Geçtiğimiz günlerde İYİ Parti Milletvekili Turhan Çömez, Mersin’de pazara çıktı. Yanına yaklaşan yaşlı bir adamla sohbet etti. Bu sohbet bugünkü
NEFES’in manşetinde yer aldı... Sıradan bir pazar muhabbeti gibi görünen bu konuşma, aslında Türkiye’nin içine düştüğü ekonomik ve sosyal tablonun en yalın özeti oldu.

“Ne yapıyorsun pazarda?” diye soruyor Çömez. Adam, 65 yaşında olduğunu söylüyor. Emekli. Ama geçim derdi onu pazarda tezgâh açmaya mecbur bırakmış. 18 bin lira emekli maaşı alıyor. Bunun yarısından fazlasını kiraya veriyor, elinde neredeyse hiçbir şey kalmıyor.

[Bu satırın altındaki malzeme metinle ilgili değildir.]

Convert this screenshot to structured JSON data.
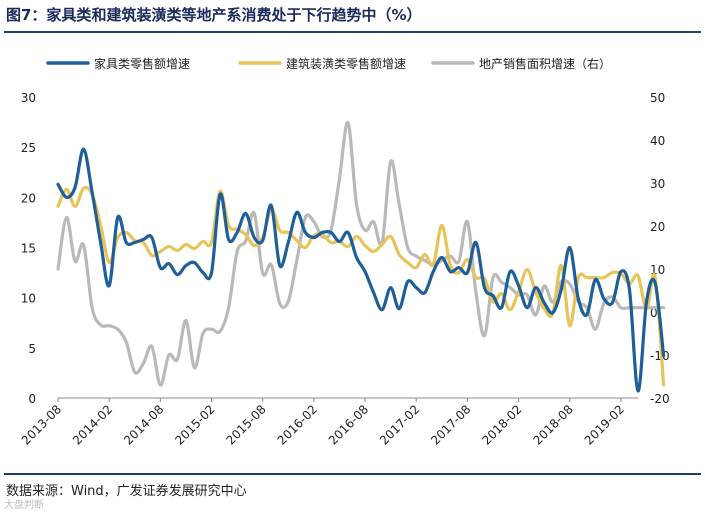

Bir de çocukları var. Ankara’da üniversitede okuyan iki evladı. Onları okutabilmek için pazarda ayran ve simit satıyor. Elinden gelen tek çare bu. Ama mesele sadece ekonomik sıkıntı değil; adam aynı zamanda diyaliz hastası. Haftada üç gün makineye bağlı kalıyor. Tedaviden çıkar çıkmaz soluğu pazarda alıyor. Çocuklarının geleceği için, biraz olsun geçim sağlamak için.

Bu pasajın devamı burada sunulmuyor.